Yrrlanth – Historischer Roman II – Blatt 141 – Leseprobe
Abt Ambrosius und das rote Martyrium Teil II
Es sind viele, die da mit ihren langen Speeren zwischen den alten Buchen angerannt kommen. Rochwyn und seine Leute aber rühren sich nicht. Sie warten gehorsam auf ein Zeichen des Ducs. Ganz anders dagegen Ambrosius und seine Mitbrüder.
„Kommt, meine lieben Brüder, bringen wir ihnen unser heiliges Buch und das Kreuz unseres Herrn Jesus Christus, des Allherrschers! Wir bitten dich, erhöre uns!“ ruft der Abt ergriffen und laut. Es scheint keine Furcht in ihm zu sein. Oder doch? Als sie jetzt forsch dem Baumgott entgegen gehen, halten Somythall, Sumil, David und Ruth, die Amme, erschrocken die Luft an. Sie spüren förmlich die Gefahr, die sich gerade über die große Lichtung herabzusenken scheint.

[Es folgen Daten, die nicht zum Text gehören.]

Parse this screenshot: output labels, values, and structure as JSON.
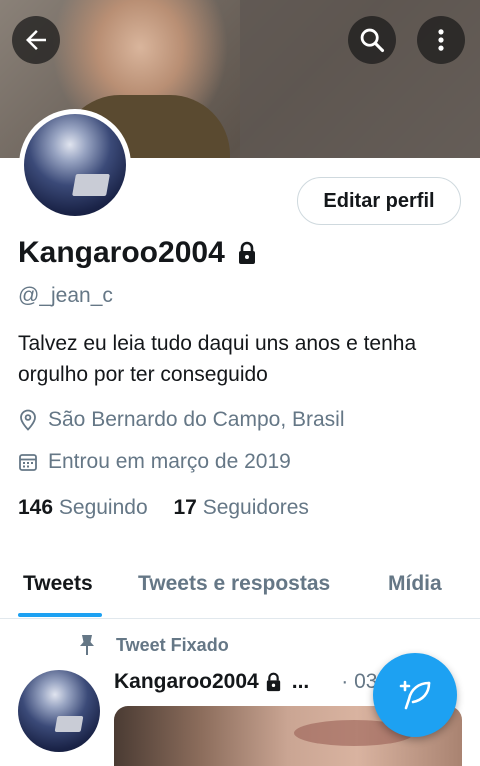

Die Krieger stehen ihnen jetzt stumm gegenüber, als die Mönche näherkommen. Abt Ambrosius hebt mit der einen Hand das dünne hölzerne Kreuz hoch und mit der anderen die handgeschriebene Bibel.
„Seid willkommen, Brüder, wir bringen euch frohe Botschaft!“ schreit er überlaut in Latein in die beklemmende Stille hinein. Als die sich nicht rühren, sondern weiter nur feindlich und kampfbereit dastehen, geht Ambrosius wild entschlossen weiter bis zum hohen Baumgottbaum und schlägt mit seinem Kreuzlein gegen einen der nach oben ausgestreckten Astarme des Baumgottes. Erschrocken weichen die Krieger einen Schritt zurück, Entsetzenslaute sind zu hören. Rochwyn schüttelt nur mit dem Kopf, als er sieht, was Ambrosius gerade tut.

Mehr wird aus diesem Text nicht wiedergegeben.